Fazlasıyla ironik olan hayatına, savaş malzemelerinin üretimini yapan fabrikada tüm benliğiyle çalışacaktı. Ancak bu durumu lehine çevirme fırsatı bulacaktı çocuk yaşta. Fabrikanın futbol takımına yetenekleriyle beraber dahil olan Yashin, yıllar sonra kendini geliştirip, Dinamo Moskova takımının profesyonel futbolcusu olmaya evrilir.

Ne yazık ki basit yazıldığı kadar ilerlemeyecekti. Yenilen hatalı goller ve kaybedilen özgüveni bulmak için kendini buz hokeyi soğuğuna bırakacaktı. Ve burada alınan şampiyonlukla yeşil sahalara dönüşünü ilan edecekti. Artık o çocuk çelimsiz ve amatör hiç değildi.

Sıradan kalecilikten çıkıp, defanstaki arkadaşlarına kaleden müdahale eden, forvetle karşı karşıya kalınca fütursuzca savunma yapmaya, orta saha oyuncusu gibi pres yapmak onun korkusuz yüzünü gösterecekti. 


Bu yaşananlar sırasında önce tribünler sonra basın derken futbol dünyasına ilham olmaya başladı. Takımının şampiyon olmasında başrolü üstlenirken, bu kalecilik sevdası milli takımını da sessiz bırakmayacaktı. Böylece dünyanın gözü kulağı ondaydı. Melbourne Olimpiyatları yolunda altın madalyayı boynuna takarken, takımını şampiyonluğa oynayan ruha çevirecekti.

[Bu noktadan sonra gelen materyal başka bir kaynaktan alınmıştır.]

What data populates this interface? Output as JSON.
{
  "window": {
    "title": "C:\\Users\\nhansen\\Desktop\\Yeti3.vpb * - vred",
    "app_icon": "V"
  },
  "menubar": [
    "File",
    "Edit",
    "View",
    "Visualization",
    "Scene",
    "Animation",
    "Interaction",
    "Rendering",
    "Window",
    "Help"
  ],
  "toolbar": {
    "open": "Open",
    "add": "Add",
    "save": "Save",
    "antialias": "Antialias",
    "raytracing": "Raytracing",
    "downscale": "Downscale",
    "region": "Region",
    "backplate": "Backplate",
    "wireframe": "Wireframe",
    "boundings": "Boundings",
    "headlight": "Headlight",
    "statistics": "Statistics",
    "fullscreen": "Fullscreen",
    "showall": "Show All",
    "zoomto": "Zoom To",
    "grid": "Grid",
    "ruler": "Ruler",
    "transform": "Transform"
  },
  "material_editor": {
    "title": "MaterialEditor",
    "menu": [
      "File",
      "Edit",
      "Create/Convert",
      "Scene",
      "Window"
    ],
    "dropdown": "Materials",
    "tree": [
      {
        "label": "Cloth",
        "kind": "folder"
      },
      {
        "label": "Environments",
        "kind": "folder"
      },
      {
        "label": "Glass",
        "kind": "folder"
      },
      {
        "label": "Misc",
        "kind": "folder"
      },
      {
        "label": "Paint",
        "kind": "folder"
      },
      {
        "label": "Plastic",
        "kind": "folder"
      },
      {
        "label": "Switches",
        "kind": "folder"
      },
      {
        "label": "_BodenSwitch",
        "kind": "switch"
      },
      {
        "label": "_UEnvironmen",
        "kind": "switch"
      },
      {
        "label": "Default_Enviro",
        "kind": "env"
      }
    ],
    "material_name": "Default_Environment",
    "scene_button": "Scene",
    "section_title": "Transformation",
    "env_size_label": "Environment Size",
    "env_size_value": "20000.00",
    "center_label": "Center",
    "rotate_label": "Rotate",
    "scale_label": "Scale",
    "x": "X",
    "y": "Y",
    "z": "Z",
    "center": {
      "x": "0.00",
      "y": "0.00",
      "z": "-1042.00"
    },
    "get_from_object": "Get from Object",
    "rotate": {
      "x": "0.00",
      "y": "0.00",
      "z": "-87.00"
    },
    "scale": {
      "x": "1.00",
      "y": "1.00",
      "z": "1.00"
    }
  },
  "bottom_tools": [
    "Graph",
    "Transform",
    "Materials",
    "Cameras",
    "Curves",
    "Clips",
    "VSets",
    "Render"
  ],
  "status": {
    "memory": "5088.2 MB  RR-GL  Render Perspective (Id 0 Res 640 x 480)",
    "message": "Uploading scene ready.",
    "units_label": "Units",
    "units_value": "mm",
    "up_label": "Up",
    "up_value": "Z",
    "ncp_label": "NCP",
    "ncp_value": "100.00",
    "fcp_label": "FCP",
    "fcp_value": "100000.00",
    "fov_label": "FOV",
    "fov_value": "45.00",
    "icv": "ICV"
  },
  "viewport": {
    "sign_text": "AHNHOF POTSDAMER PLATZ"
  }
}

1958 yılında İsveç’te düzenlenen Dünya Kupası’nda tamamıyla siyah formasıyla korku saldığı için “Kara Örümcek” mahlasını yazdıracaktı. Hayır, herhangi bir başarı yakalayamadılar belki ama müthiş bir Lev Yashin performansı tüm Avrupa’ya yayılmıştı. Ve bundan sonraki şampiyonalarda Yugoslavya’ya, Kolombiya’ya karşı mücadelesi konuşulur oldu. Adeta kalesine duvar ördü. Öyle ki 1962 Dünya Kupası’nda Şili karşısında, iki golü kalesinde gören Yashin golü atan futbolcu sevinmek yerine, Yashin’e sarılır!

Giderek yaşını alan Kara Örümcek Avrupa’da yılın ödülünü alarak eleştirenlere bir anlamda cevap verir. Sahi, bunu ne kadar önemsiyordu ki?  Sovyetler Birliği’nin en kıymetli ödülü olan Stalin Nişanı şöyle dursun, 1971 yılında jübile maçında yaklaşık 100 bin kişinin önünde, Pele, Gerd Müller ve dahası gibi efsanevi isimlerin yalnız bırakmadığı günde veda eder.
Kara Örümceğin gücü adına, her Dünya Kupası sonrası ismi anılır. Zira, en iyi kaleciye verilen ödülün isminde ta kendisi yazılı.